What is the best dental insurance?
The best dental insurance for you is the plan that lets you see a dentist you like and trust, covers the treatments you and your family are likely to need, with premiums, coinsurance or co-pays that work within your budget. Your best value may be a policy through work, but affordable plans with good coverage are also available to individuals.
What is traditional dental insurance?
Indemnity plans are sometimes called "traditional" dental insurance. These types of plans don't typically have a network. You can typically go to any dentist, and the insurance company reimburses a percentage of your dental expenses.

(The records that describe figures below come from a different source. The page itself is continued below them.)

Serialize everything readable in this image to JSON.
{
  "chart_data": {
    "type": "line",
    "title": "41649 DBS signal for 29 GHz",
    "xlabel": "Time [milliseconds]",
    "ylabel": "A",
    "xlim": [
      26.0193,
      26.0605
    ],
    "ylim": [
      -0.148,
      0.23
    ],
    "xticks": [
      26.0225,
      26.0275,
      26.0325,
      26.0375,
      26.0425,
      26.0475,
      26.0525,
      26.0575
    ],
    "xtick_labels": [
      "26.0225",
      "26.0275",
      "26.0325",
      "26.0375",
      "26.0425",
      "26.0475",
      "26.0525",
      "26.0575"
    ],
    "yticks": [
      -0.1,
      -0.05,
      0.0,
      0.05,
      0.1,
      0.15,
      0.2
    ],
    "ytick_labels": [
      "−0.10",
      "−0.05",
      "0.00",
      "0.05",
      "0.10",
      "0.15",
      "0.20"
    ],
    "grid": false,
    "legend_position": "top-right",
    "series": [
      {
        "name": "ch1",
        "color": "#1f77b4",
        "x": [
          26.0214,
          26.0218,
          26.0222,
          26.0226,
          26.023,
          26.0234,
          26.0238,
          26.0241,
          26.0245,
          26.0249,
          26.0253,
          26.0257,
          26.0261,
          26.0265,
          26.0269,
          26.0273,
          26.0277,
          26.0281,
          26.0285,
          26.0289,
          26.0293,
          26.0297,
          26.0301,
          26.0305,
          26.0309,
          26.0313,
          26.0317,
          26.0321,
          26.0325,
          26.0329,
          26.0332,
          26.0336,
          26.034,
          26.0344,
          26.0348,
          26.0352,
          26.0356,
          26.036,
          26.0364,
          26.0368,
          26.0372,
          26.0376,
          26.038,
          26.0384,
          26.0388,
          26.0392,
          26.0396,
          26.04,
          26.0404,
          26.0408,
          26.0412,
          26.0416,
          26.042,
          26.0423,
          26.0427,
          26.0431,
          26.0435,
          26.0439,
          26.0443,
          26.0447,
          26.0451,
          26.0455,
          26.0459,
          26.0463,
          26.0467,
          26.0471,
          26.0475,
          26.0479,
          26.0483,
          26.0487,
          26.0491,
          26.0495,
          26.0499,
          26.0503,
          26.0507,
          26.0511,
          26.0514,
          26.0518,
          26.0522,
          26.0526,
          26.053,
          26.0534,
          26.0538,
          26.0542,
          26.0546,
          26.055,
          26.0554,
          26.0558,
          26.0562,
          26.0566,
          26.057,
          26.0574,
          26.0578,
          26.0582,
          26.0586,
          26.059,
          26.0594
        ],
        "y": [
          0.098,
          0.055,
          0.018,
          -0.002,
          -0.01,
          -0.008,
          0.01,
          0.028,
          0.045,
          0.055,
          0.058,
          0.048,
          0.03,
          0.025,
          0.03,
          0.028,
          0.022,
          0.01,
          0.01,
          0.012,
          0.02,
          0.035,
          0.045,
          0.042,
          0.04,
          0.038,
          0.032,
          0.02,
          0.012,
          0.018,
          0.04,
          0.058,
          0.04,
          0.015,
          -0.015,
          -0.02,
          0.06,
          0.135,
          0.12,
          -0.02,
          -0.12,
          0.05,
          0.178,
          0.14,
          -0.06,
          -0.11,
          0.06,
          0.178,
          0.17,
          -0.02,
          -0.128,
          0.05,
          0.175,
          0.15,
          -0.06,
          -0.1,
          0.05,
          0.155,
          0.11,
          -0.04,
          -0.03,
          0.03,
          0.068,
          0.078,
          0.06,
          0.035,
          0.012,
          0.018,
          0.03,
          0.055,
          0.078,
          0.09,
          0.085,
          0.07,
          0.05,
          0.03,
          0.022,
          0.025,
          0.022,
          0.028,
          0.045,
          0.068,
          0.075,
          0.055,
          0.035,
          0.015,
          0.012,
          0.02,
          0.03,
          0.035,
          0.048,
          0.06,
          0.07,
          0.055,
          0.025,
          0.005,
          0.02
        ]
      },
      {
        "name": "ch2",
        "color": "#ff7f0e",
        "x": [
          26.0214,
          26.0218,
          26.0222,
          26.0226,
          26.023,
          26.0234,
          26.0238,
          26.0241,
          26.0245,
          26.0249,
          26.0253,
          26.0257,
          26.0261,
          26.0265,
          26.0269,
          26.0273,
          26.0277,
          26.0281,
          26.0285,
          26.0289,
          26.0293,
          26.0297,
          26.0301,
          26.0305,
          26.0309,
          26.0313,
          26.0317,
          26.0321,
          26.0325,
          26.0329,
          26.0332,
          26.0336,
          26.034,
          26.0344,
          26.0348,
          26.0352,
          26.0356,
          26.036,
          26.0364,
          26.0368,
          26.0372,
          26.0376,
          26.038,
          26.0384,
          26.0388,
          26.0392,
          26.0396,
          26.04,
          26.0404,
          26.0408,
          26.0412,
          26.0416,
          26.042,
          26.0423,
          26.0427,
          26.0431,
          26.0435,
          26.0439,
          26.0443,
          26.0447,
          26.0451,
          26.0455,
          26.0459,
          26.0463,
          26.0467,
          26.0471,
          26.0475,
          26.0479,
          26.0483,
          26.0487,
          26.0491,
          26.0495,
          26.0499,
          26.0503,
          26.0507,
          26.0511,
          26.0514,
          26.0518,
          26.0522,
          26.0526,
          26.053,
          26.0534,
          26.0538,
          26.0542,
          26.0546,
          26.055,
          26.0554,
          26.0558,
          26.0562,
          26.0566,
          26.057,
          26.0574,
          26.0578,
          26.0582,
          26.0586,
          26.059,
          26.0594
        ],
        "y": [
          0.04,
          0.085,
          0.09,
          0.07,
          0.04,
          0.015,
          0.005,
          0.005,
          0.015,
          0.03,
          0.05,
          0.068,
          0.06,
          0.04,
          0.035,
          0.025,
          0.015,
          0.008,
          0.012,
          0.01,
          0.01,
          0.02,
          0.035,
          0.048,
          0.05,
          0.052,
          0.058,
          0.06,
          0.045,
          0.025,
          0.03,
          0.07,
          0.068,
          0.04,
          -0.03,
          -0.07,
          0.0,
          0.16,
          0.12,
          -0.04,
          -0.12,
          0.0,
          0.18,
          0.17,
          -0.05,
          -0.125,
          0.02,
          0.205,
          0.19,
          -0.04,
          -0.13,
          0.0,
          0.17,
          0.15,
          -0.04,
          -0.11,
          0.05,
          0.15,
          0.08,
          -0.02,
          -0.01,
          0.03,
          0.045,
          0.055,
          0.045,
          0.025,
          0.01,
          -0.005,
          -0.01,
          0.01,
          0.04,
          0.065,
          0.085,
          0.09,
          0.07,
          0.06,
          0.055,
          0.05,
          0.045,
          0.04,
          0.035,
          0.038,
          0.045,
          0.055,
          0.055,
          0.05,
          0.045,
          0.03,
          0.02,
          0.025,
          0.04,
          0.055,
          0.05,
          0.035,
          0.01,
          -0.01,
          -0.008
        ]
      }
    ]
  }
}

Indemnity plans are becoming harder to find than DPPO and DHMO plans.
Can I purchase dental insurance on my own?
How much is dental insurance per month?
Rates vary by age and state, but as an example, a 40-year-old individual in New York can get a basic entry-tier plan for just over $20/month. A comprehensive top-tier plan with coverage for braces and major procedures can be purchased for just under $50/month.
Are dental plans worth the money?
Guardian claims data shows that dental plan members who received regular preventive care (i.e., received an oral exam and cleaning at least once a year) required less major dental services and, consequently, experienced lower out-of-pocket costs over a three-year period.